Мыслю в столбик. Даже в прозе.

strokina-salon

Вы переводите чужие стихи. Как это влияет на «свой голос» в поэзии?

Очень сложный вопрос, который может увести в споры и дискуссии. Однажды я участвовала в передаче «Вслух» на канале «Культура». Тема как раз была «Поэт и многоязычие», влияние чужого на своё. Если вкратце, я думаю, что всегда кто-то на кого-то влияет. И не важно — это автор одного с тобой языка или другого. Перевод — моё большое увлечение, моё тайное путешествие. И здесь для меня главное — подружиться с иноязычным автором. Он расскажет мне то, что больше не расскажет никто.

Правда ли, что детская литература сейчас в упадке, как считают некоторые?

Конечно, нет. В упадке в той или иной степени находится процесс чтения. Но и то — это закономерно и предшествует выходу на новый уровень отношений читателя и книги.

Ваш цикл алеутских сказок, оформленный в философско-приключенческую повесть «Кит плывёт на север», имеет свою необычную историю. Поделитесь ею, пожалуйста.

Для меня важно, чтобы детская книга не только увлекала сюжетом, но и сообщала что-то новое, вдохновляла на изучение чего-то, на то, чтобы самому пойти и что-то узнать. «Кит плывёт на север» — попытка создать алеутский фольклор, в сказочной форме рассказать детям о существовании в России далёкого острова Беринга, про который и взрослые не так много знают.
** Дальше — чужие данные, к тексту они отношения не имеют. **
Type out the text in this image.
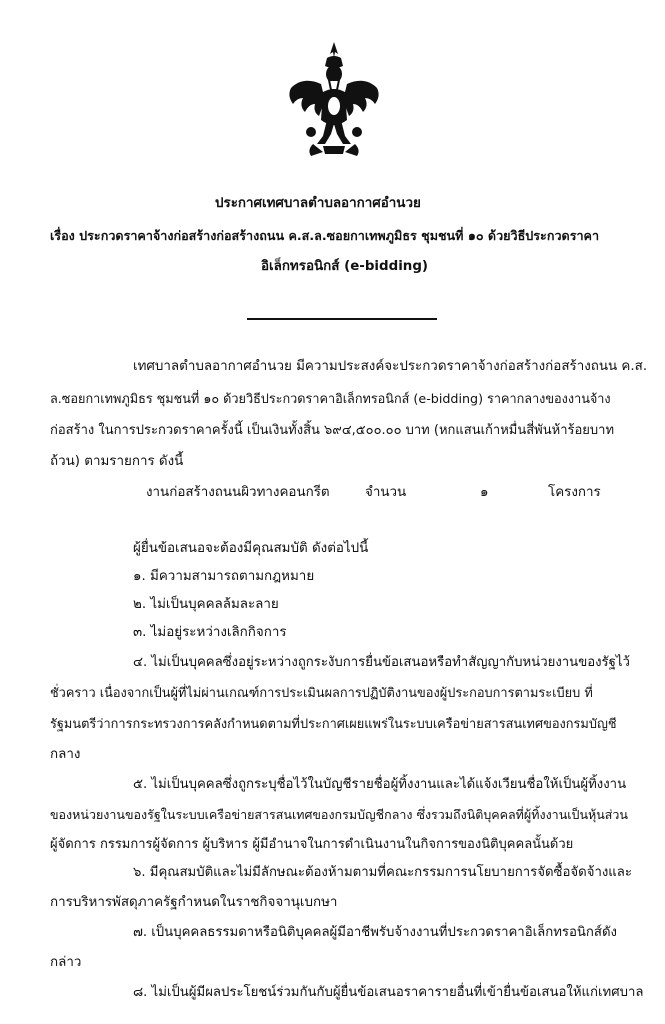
ประกาศเทศบาลตำบลอากาศอำนวย
เรื่อง ประกวดราคาจ้างก่อสร้างก่อสร้างถนน ค.ส.ล.ซอยกาเทพภูมิธร ชุมชนที่ ๑๐ ด้วยวิธีประกวดราคา
อิเล็กทรอนิกส์ (e-bidding)
เทศบาลตำบลอากาศอำนวย มีความประสงค์จะประกวดราคาจ้างก่อสร้างก่อสร้างถนน ค.ส.
ล.ซอยกาเทพภูมิธร ชุมชนที่ ๑๐ ด้วยวิธีประกวดราคาอิเล็กทรอนิกส์ (e-bidding) ราคากลางของงานจ้าง
ก่อสร้าง ในการประกวดราคาครั้งนี้ เป็นเงินทั้งสิ้น ๖๙๔,๕๐๐.๐๐ บาท (หกแสนเก้าหมื่นสี่พันห้าร้อยบาท
ถ้วน) ตามรายการ ดังนี้
งานก่อสร้างถนนผิวทางคอนกรีต	จำนวน	๑	โครงการ
ผู้ยื่นข้อเสนอจะต้องมีคุณสมบัติ ดังต่อไปนี้
๑. มีความสามารถตามกฎหมาย
๒. ไม่เป็นบุคคลล้มละลาย
๓. ไม่อยู่ระหว่างเลิกกิจการ
๔. ไม่เป็นบุคคลซึ่งอยู่ระหว่างถูกระงับการยื่นข้อเสนอหรือทำสัญญากับหน่วยงานของรัฐไว้
ชั่วคราว เนื่องจากเป็นผู้ที่ไม่ผ่านเกณฑ์การประเมินผลการปฏิบัติงานของผู้ประกอบการตามระเบียบ ที่
รัฐมนตรีว่าการกระทรวงการคลังกำหนดตามที่ประกาศเผยแพร่ในระบบเครือข่ายสารสนเทศของกรมบัญชี
กลาง
๕. ไม่เป็นบุคคลซึ่งถูกระบุชื่อไว้ในบัญชีรายชื่อผู้ทิ้งงานและได้แจ้งเวียนชื่อให้เป็นผู้ทิ้งงาน
ของหน่วยงานของรัฐในระบบเครือข่ายสารสนเทศของกรมบัญชีกลาง ซึ่งรวมถึงนิติบุคคลที่ผู้ทิ้งงานเป็นหุ้นส่วน
ผู้จัดการ กรรมการผู้จัดการ ผู้บริหาร ผู้มีอำนาจในการดำเนินงานในกิจการของนิติบุคคลนั้นด้วย
๖. มีคุณสมบัติและไม่มีลักษณะต้องห้ามตามที่คณะกรรมการนโยบายการจัดซื้อจัดจ้างและ
การบริหารพัสดุภาครัฐกำหนดในราชกิจจานุเบกษา
๗. เป็นบุคคลธรรมดาหรือนิติบุคคลผู้มีอาชีพรับจ้างงานที่ประกวดราคาอิเล็กทรอนิกส์ดัง
กล่าว
๘. ไม่เป็นผู้มีผลประโยชน์ร่วมกันกับผู้ยื่นข้อเสนอราคารายอื่นที่เข้ายื่นข้อเสนอให้แก่เทศบาล
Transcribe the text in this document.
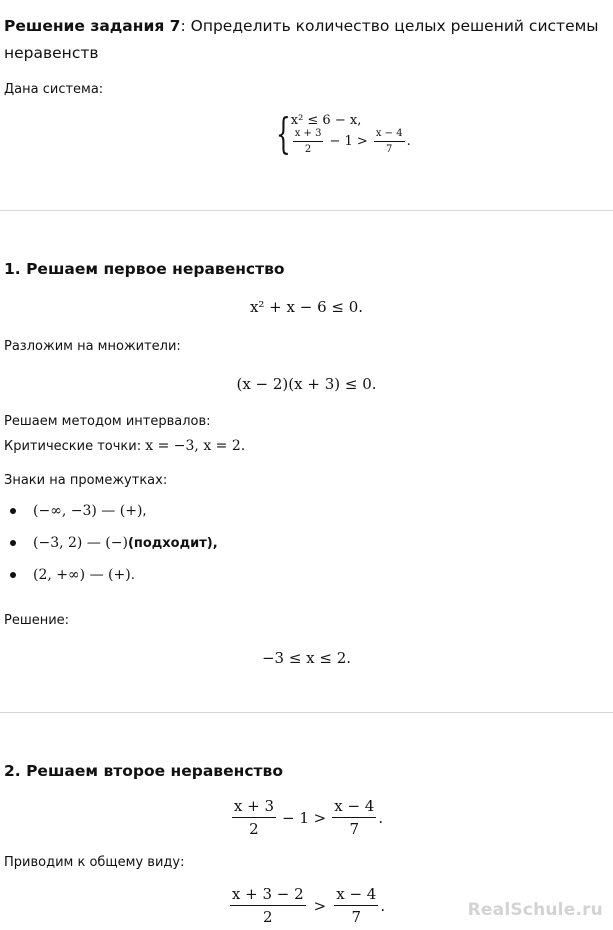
Решение задания 7: Определить количество целых решений системы неравенств
Дана система:
{ x² ≤ 6 − x,
$\frac{x + 3}{2} - 1 > \frac{x - 4}{7}$ .
1. Решаем первое неравенство
x² + x − 6 ≤ 0.
Разложим на множители:
(x − 2)(x + 3) ≤ 0.
Решаем методом интервалов:
Критические точки: x = −3, x = 2.
Знаки на промежутках:
(−∞, −3) — (+) ,
(−3, 2) — (−) (подходит),
(2, +∞) — (+) .
Решение:
−3 ≤ x ≤ 2.
2. Решаем второе неравенство
$\frac{x + 3}{2} - 1 > \frac{x - 4}{7}$ .
Приводим к общему виду:
$\frac{x + 3 - 2}{2} > \frac{x - 4}{7}$ .	RealSchule.ru
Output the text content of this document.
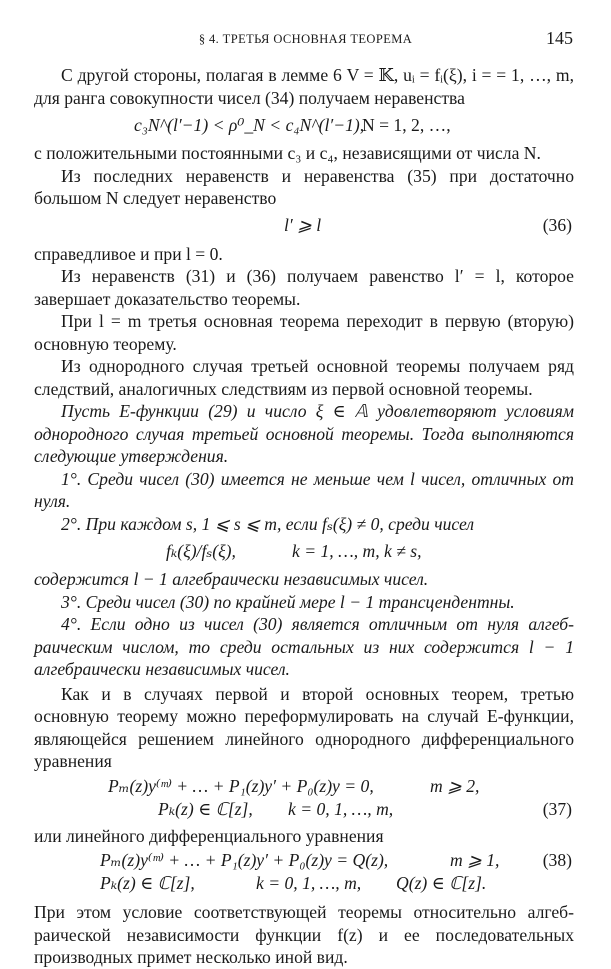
§ 4. ТРЕТЬЯ ОСНОВНАЯ ТЕОРЕМА	145

С другой стороны, полагая в лемме 6 V = 𝕂, uᵢ = fᵢ(ξ), i = = 1, …, m, для ранга совокупности чисел (34) получаем неравенства

c₃N^(l′−1) < ρ⁰_N < c₄N^(l′−1),
N = 1, 2, …,

с положительными постоянными c₃ и c₄, независящими от числа N.

Из последних неравенств и неравенства (35) при достаточно большом N следует неравенство

l′ ⩾ l	(36)

справедливое и при l = 0.

Из неравенств (31) и (36) получаем равенство l′ = l, которое завершает доказательство теоремы.

При l = m третья основная теорема переходит в первую (вторую) основную теорему.

Из однородного случая третьей основной теоремы получаем ряд следствий, аналогичных следствиям из первой основной теоремы.

Пусть E-функции (29) и число ξ ∈ 𝔸 удовлетворяют условиям однородного случая третьей основной теоремы. Тогда выполняются следующие утверждения.

1°. Среди чисел (30) имеется не меньше чем l чисел, отличных от нуля.

2°. При каждом s, 1 ⩽ s ⩽ m, если fₛ(ξ) ≠ 0, среди чисел

fₖ(ξ)/fₛ(ξ),	k = 1, …, m, k ≠ s,

содержится l − 1 алгебраически независимых чисел.

3°. Среди чисел (30) по крайней мере l − 1 трансцендентны.

4°. Если одно из чисел (30) является отличным от нуля алгебраическим числом, то среди остальных из них содержится l − 1 алгебраически независимых чисел.

Как и в случаях первой и второй основных теорем, третью основную теорему можно переформулировать на случай E-функции, являющейся решением линейного однородного дифференциального уравнения

Pₘ(z)y⁽ᵐ⁾ + … + P₁(z)y′ + P₀(z)y = 0,	m ⩾ 2,
Pₖ(z) ∈ ℂ[z], k = 0, 1, …, m,	(37)

или линейного дифференциального уравнения

Pₘ(z)y⁽ᵐ⁾ + … + P₁(z)y′ + P₀(z)y = Q(z),	m ⩾ 1, (38)
Pₖ(z) ∈ ℂ[z],	k = 0, 1, …, m, Q(z) ∈ ℂ[z].

При этом условие соответствующей теоремы относительно алгебраической независимости функции f(z) и ее последовательных производных примет несколько иной вид.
А ведь это не шутка — целый большой остров! И у него своя история, своя природа, свои особенности.

Сложности, конечно, были — без них неинтересно. Непросто было разобраться (хоть как-то, хоть чуть-чуть) в умирающем (практически уже мёртвом) на территории России алеутском языке. Имена моих героев — настоящие алеутские слова, каждое что-то значит. Пришлось внимательно изучить природу острова, историю его открытия, его животных и птиц. Однако все сказки я придумала сама, потому что как такового фольклора у российских алеутов нет. Обидно, что в Америке существует программа по поддержке алеутского языка и традиций, а у нас осталось только несколько человек этой национальности. Все они живут на острове Беринга, куда добраться можно только за четыре часа полёта на самолёте от Камчатки. И это так далеко, что само по себе уже удивительно и сказочно.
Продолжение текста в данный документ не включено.